Bila ada dua pilot dalam satu penerbangan tugas tersebut dibagi dan ditentukan secara baik, dimana kapten pilot yang lebih senior harus bertanggung jawab atas keamanan penerbangan. Selain itu keduanya juga dilatih untuk menangani semua situasi darurat secara profesional.
Kondisi kesehatan pilot juga menjadi isu yang penting, pilot harus selalu dicek kesehatannya sebelum menerbangkan pesawat. Para dokter di pusat aeromedis menguji darah, jantung, paru-paru, psikologis, penglihatan hingga pendengaran seorang pilot. Tes ini dilakukan berulang setiap tahun atau enam bulan sekali untuk pilot berusia di atas 60 tahun.
Jika dalam perjalanan penerbangannya sang pilot terjadi masalah seperti kasus Etihad, awak kabin bisa memberikan bantuan kesehatan seadanya yakni pertolongan pertama. Selanjutnya kopilot menginformasikan pada ruang kontrol untuk mendapat bantuan medis dan menanyakan pendaratan pada bandara terdekat.
Kejadian seorang pilot kehilangan kemapuan menerbangkan pesawat karena kondisi kesehatan jarang sekali terjadi. Australian Transport Safety Board melakukan penelitian bahwa rata-rata hanya ada 23 kejadian seperti itu yang dilaporkan setahun atau sekitar satu dari 34 ribu penerbangan antara tahun 2010 dan 2014.

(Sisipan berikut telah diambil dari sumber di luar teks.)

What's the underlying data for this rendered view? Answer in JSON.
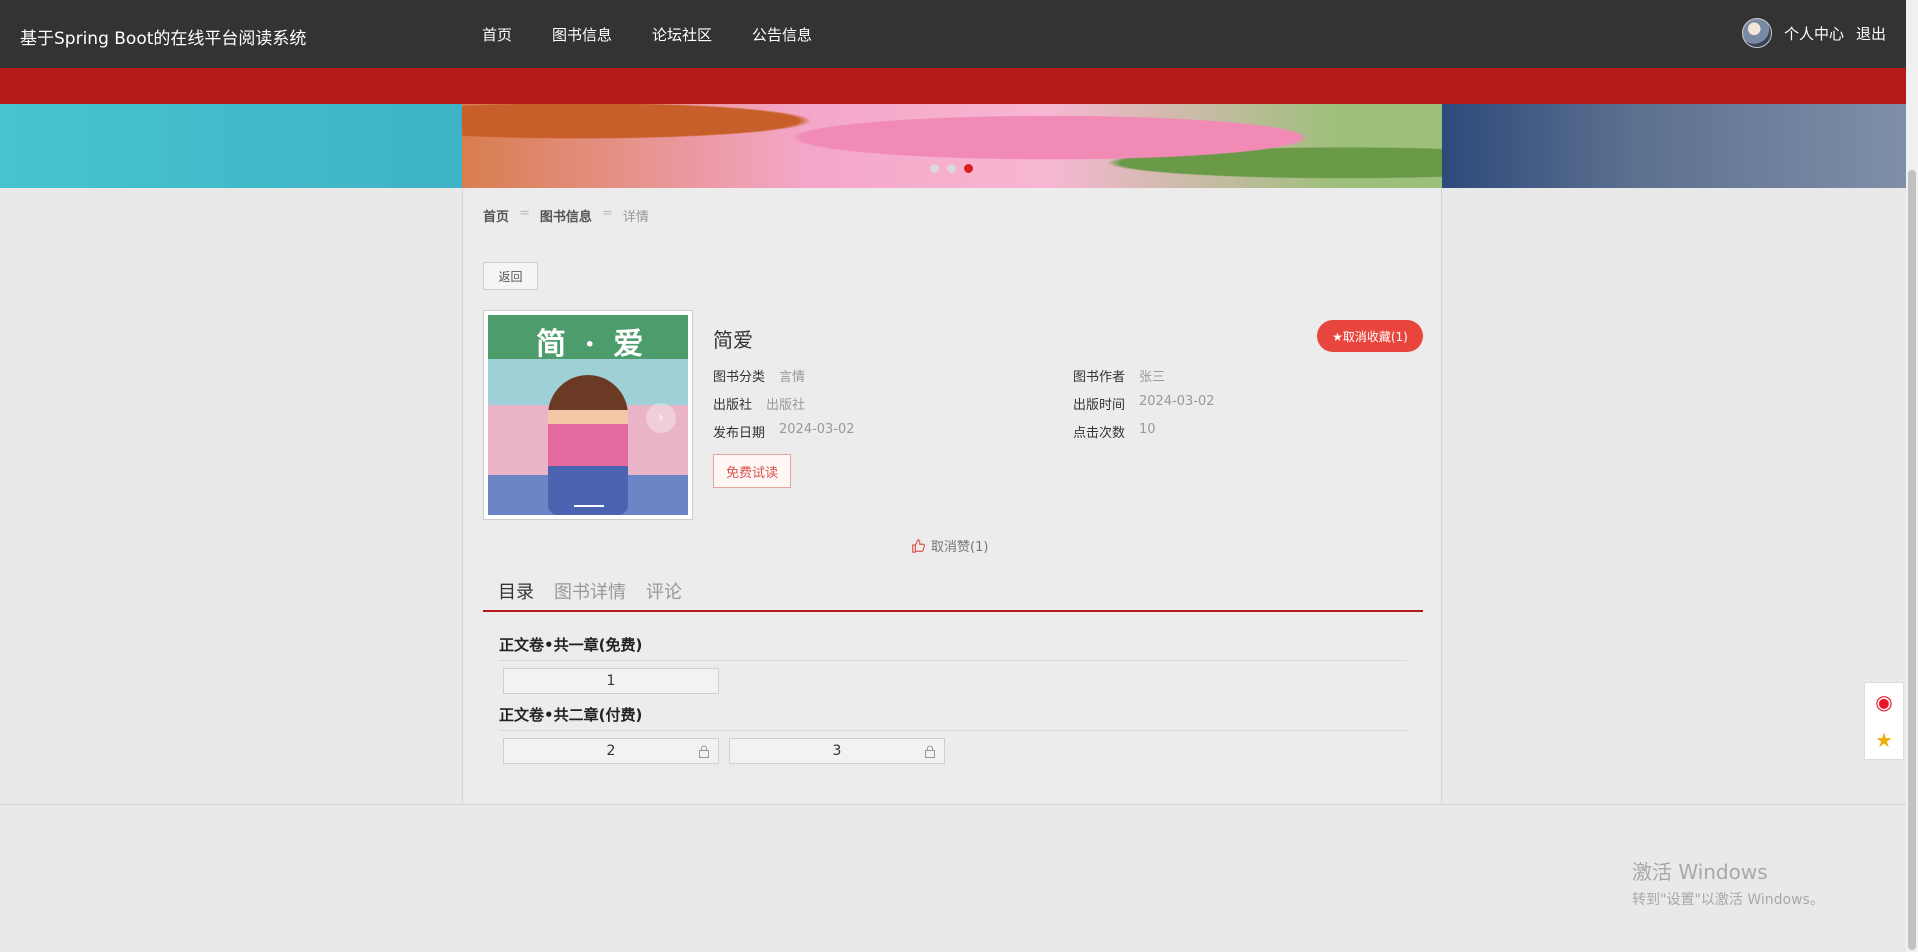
{
  "header": {
    "brand": "基于Spring Boot的在线平台阅读系统",
    "nav": [
      "首页",
      "图书信息",
      "论坛社区",
      "公告信息"
    ],
    "user_center": "个人中心",
    "logout": "退出"
  },
  "breadcrumb": {
    "home": "首页",
    "section": "图书信息",
    "current": "详情",
    "separator": "="
  },
  "back_label": "返回",
  "book": {
    "cover_title": "简 · 爱",
    "title": "简爱",
    "fav_label": "★取消收藏(1)",
    "category_label": "图书分类",
    "category": "言情",
    "author_label": "图书作者",
    "author": "张三",
    "publisher_label": "出版社",
    "publisher": "出版社",
    "pubdate_label": "出版时间",
    "pubdate": "2024-03-02",
    "release_label": "发布日期",
    "release": "2024-03-02",
    "clicks_label": "点击次数",
    "clicks": "10",
    "trial_label": "免费试读",
    "like_label": "取消赞(1)"
  },
  "tabs": [
    "目录",
    "图书详情",
    "评论"
  ],
  "volumes": [
    {
      "title": "正文卷•共一章(免费)",
      "chapters": [
        "1"
      ]
    },
    {
      "title": "正文卷•共二章(付费)",
      "chapters": [
        "2",
        "3"
      ]
    }
  ],
  "windows": {
    "line1": "激活 Windows",
    "line2": "转到\"设置\"以激活 Windows。"
  },
  "colors": {
    "topbar": "#333333",
    "accent_red": "#b51a1a",
    "fav_button": "#e8453c"
  }
}
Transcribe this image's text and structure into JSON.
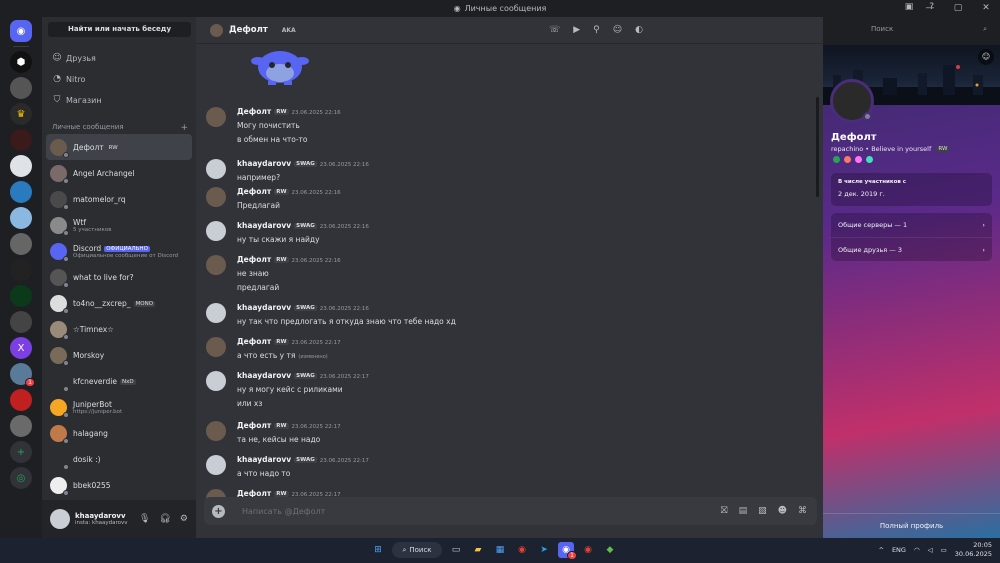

Baca juga: Kembangkan Teknologi Autopilot, Boeing Tawarkan Self Flying Plane
Dari jumlah ini pun setengahnya terkena penyakit gastrointestinal dan insiden laser pointer sekitar 13 persen sehingga mengganggu penglihatan pilot. Antara Januari dan September 2017 ini The Aviation Herald melaporkan 16 ketidakmampuan pilot karena berbagai alasan.